Centre for Assessment
Information about assessment
For a test to be acceptable, it must be fair to all sub-groups of the population for which it is to be used. Often, the purpose of a test is to discriminate between pupils/ participants, for example between pupils working at different levels of the National Curriculum in specific subject areas. However, the test should not discriminate between sub-groups on any basis unrelated to the purpose of the test. In other words, there should be no unfair advantage to any sub-group based on attributes such as gender or ethnic group. A test is therefore unfair if it is not as accurate for one sub-group as it is for the rest of the test population, in that the validityis different for different groups.

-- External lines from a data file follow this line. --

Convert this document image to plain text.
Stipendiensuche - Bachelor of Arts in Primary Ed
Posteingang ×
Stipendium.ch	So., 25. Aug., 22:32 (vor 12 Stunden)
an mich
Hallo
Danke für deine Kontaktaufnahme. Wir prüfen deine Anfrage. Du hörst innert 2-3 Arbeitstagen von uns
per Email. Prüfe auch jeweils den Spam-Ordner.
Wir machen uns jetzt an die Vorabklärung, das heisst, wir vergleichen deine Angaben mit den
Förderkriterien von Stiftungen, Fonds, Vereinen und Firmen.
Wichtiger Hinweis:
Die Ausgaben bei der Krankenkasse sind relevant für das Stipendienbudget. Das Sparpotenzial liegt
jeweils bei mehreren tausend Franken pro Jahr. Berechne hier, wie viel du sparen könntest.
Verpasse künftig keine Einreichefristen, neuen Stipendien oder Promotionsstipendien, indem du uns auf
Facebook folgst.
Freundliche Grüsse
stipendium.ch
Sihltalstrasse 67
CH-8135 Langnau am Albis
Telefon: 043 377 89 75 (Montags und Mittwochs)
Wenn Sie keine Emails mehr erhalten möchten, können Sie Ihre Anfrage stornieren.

However, a test is not necessarily unfair if members of one sub-group, e.g. boys, do less well than another, e.g. girls. At the present time, girls on average tend to score more highly than boys do in English reading comprehension tests. (The reasons for this performance difference are not addressed here.) If the average scores of the two groups are in line with expectations based on similar tests or other assessments, the test as a whole may be considered to be fair to both groups. However, a test item is considered to be unfair or biased if it is more likely to be answered correctly by one sub-group of individuals for reasons other than differences in the overall ability or attainment being assessed. For example, items set in a context that is more familiar or of more interest to one group than another, such as rugby, may be answered correctly by more boys than girls, although this could only be established by a statistical analysis of the functioning of the test.
In order to minimise the possibility of bias, particular care must therefore be exercised in the choice of items. Items with a likely gender bias or items requiring knowledge or understanding specific to a particular culture or ethnic group should be avoided. Also, where reading is not being assessed, for example in a test of mathematics or science, care should be taken that the language used should make the test as accessible as possible for those test takers whose first language is not that of the test. Equality in terms of accessibility and level of demand is a particular issue where the test is being developed in more than one language, or where tests are being subsequently modified for particular groups of test-takers (e.g. Braille versions)
Generally, items that are thought likely to favour a particular sub-group would not be included in the initial selection of items for a test. However, it is always possible that some items that do not exhibit any apparent bias may favour one or more sub-groups. Therefore, in order to ensure that tests developed by the NFER are as fair as possible, statistical analyses are carried out to detect any items that may be potentially biased. Depending on the test population, such analyses can be carried out across a number of different sub-samples: gender, ethnicity, language fluency, etc. Where the performance of a group of test takers on one item is significantly different to its performance on the test as a whole, the item is said to exhibit 'differential item functioning'. This can sometimes, although not always, be an indicator of item bias. Sometimes there can be no apparent or obvious reason for the differential item functioning identified. For example, a context-free mathematics item would not obviously be expected to favour a sub-group disproportionate to its overall test performance. Depending on the magnitude of the difference between the groups, the sample size taking the test and the nature of the item, the test developers will use their judgement to decide whether to omit the item.